Using a package mirror
The most time-consuming part of any update is downloading packages from remote servers. To speed things up, Xeriom Networks provides a local mirror of the software packages for 8.04, 8.10, 9.04, and 9.10. If you’re not hosted with Xeriom (why not?), ask your provider whether they offer a package mirror. If they don’t, skip this section and hope your connection is fast enough.
Setting up the mirror requires editing just one file. A straightforward editor for this is nano. Install it by connecting to your server via SSH and running:
sudo apt-get install nano --yes
Next, find out which Ubuntu release you’re running:
cat /etc/lsb-release
Match your release to the appropriate entry on this wiki page: http://wiki.xeriom.net/w/XeriomUbuntuPackagesService
Copy the text from the box that matches your release. Then open the sources list for editing:
sudo nano -w /etc/apt/sources.list
Delete all existing lines and paste in the text you copied. Save and exit with Ctrl+X.
Now tell Ubuntu to refresh its package list so it picks up the local mirror:
sudo apt-get update
You’re now using the Xeriom package mirror.
Upgrading installed software
Keeping your packages up to date is one of the most important things you can do for server security. That said, new packages can occasionally break things, so don’t set this up to run automatically. Sit down, review what’s changing, and apply updates deliberately.
First, refresh your package database to make sure you’re seeing the latest available versions:
sudo apt-get update
Then ask apt-get to upgrade your installed packages:
sudo apt-get upgrade
This calculates everything that needs upgrading, shows you the list, and asks for confirmation. Most of the time it will run smoothly, but always check what’s about to change before saying yes.
Upgrading to the next release
A full release upgrade is a bigger operation. A large number of packages will be updated, and you’ll almost certainly need to reboot (the kernel is usually among the upgraded packages), so plan for a little downtime.
You’ll need the update-manager-core package. If this is your first release upgrade, install it:
sudo apt-get install update-manager-core
Next, configure your upgrade strategy. Open the configuration file:
sudo nano -w /etc/update-manager/release-upgrades
Find the line that starts with Prompt= and set it to one of: lts, normal, or never. For example, Prompt=lts will only offer upgrades to LTS releases, giving you 5 years of support per release. Save and exit with Ctrl+X.

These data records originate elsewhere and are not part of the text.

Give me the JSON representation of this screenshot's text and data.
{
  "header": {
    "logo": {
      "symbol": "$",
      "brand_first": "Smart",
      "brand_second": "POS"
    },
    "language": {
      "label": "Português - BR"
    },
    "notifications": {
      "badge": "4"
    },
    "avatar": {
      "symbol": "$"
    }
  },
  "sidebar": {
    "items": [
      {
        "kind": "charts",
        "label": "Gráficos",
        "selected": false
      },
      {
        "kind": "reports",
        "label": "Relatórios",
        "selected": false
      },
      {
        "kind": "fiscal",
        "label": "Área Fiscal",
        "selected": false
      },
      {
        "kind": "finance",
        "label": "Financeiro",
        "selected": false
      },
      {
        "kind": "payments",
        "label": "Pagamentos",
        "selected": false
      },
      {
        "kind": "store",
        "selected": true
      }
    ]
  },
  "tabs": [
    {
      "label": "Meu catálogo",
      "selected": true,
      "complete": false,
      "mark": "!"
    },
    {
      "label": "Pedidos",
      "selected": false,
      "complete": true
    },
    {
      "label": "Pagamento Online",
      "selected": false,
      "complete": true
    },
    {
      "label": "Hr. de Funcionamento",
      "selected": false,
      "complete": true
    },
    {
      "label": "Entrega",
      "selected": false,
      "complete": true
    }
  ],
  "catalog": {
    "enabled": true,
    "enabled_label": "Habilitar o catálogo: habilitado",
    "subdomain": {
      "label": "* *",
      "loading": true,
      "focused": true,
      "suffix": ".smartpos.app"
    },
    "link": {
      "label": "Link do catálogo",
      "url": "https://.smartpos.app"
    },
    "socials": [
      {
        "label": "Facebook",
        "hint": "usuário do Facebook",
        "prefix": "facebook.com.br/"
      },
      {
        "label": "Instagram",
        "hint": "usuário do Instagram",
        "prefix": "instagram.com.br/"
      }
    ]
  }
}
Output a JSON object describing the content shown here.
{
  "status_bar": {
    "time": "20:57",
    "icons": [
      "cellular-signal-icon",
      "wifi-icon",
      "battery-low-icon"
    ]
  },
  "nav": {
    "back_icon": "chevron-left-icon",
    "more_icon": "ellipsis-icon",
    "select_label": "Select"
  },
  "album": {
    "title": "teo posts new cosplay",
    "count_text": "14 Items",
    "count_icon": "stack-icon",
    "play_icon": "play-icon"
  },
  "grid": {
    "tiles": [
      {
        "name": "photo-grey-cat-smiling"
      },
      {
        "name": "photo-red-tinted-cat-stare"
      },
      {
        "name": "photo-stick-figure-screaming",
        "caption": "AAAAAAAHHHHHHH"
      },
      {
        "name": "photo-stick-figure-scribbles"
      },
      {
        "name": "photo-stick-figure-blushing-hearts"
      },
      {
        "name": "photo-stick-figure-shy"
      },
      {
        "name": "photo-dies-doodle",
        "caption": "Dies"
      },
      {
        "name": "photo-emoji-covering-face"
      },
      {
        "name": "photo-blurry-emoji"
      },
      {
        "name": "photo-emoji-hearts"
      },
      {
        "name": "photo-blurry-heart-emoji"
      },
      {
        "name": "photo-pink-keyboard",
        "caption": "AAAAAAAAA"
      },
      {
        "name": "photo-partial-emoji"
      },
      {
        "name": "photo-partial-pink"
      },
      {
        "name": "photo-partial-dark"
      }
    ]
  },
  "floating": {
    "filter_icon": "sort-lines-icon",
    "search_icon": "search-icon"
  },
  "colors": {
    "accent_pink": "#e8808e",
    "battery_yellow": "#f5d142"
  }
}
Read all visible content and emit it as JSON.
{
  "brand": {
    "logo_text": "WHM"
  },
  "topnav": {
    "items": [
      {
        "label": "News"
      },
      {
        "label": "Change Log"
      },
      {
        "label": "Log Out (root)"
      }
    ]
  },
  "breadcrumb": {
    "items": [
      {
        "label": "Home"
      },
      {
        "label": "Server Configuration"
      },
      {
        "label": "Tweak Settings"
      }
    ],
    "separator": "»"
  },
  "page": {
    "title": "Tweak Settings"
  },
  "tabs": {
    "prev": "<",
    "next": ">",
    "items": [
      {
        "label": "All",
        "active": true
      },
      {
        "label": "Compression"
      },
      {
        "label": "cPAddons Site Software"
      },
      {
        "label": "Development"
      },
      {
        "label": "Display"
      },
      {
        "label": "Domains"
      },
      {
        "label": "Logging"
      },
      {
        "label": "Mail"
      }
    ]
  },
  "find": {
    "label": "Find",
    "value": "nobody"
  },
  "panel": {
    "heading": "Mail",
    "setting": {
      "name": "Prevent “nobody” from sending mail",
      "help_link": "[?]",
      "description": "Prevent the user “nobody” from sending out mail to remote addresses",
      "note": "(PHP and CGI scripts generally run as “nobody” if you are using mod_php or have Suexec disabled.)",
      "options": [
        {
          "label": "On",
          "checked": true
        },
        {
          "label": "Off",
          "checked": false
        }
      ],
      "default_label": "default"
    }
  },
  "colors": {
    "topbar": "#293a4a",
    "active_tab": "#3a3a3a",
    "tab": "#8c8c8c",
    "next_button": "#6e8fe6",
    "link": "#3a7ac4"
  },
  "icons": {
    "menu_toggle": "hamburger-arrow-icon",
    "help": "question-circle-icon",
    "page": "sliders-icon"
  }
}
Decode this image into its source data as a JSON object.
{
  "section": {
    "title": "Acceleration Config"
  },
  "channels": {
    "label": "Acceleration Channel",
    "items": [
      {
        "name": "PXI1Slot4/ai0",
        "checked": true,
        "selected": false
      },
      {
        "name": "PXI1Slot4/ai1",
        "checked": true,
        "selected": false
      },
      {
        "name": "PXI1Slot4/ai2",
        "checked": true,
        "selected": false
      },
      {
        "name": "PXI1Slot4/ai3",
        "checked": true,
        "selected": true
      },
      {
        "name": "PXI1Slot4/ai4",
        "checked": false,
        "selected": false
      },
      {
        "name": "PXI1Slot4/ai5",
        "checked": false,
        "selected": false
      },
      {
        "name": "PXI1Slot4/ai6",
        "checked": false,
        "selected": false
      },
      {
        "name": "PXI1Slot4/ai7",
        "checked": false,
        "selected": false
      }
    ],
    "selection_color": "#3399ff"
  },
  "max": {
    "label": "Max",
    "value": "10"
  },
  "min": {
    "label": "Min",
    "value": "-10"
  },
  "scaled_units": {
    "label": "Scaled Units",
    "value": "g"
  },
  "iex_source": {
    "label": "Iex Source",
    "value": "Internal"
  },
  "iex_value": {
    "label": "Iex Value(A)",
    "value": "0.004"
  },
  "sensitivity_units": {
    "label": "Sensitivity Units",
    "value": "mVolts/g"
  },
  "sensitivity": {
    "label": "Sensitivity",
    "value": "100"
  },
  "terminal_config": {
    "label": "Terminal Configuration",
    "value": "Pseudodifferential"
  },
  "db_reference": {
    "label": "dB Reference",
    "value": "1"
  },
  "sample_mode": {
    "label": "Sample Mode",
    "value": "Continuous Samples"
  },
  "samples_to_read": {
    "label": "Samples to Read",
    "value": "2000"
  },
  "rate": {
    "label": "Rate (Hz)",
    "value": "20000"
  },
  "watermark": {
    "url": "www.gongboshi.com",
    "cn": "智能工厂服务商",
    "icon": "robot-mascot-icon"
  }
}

Before you upgrade, read the release notes for the version you’re upgrading to. Make sure you understand any known issues and caveats.
Once you’re satisfied and have scheduled a maintenance window, start the upgrade:
sudo do-release-upgrade
This will calculate the full list of package changes and ask for confirmation. Don’t just say yes – read through the list and make sure you understand what upgrading means for your setup.
If it all goes wrong
Sometimes things break. Maybe a new release has an unexpected issue, or the upgrade removes a package your application depends on. If that happens, we can create a fresh image of whatever supported release you need. Your data won’t be on the new image, of course, so make sure your backups are current before you start.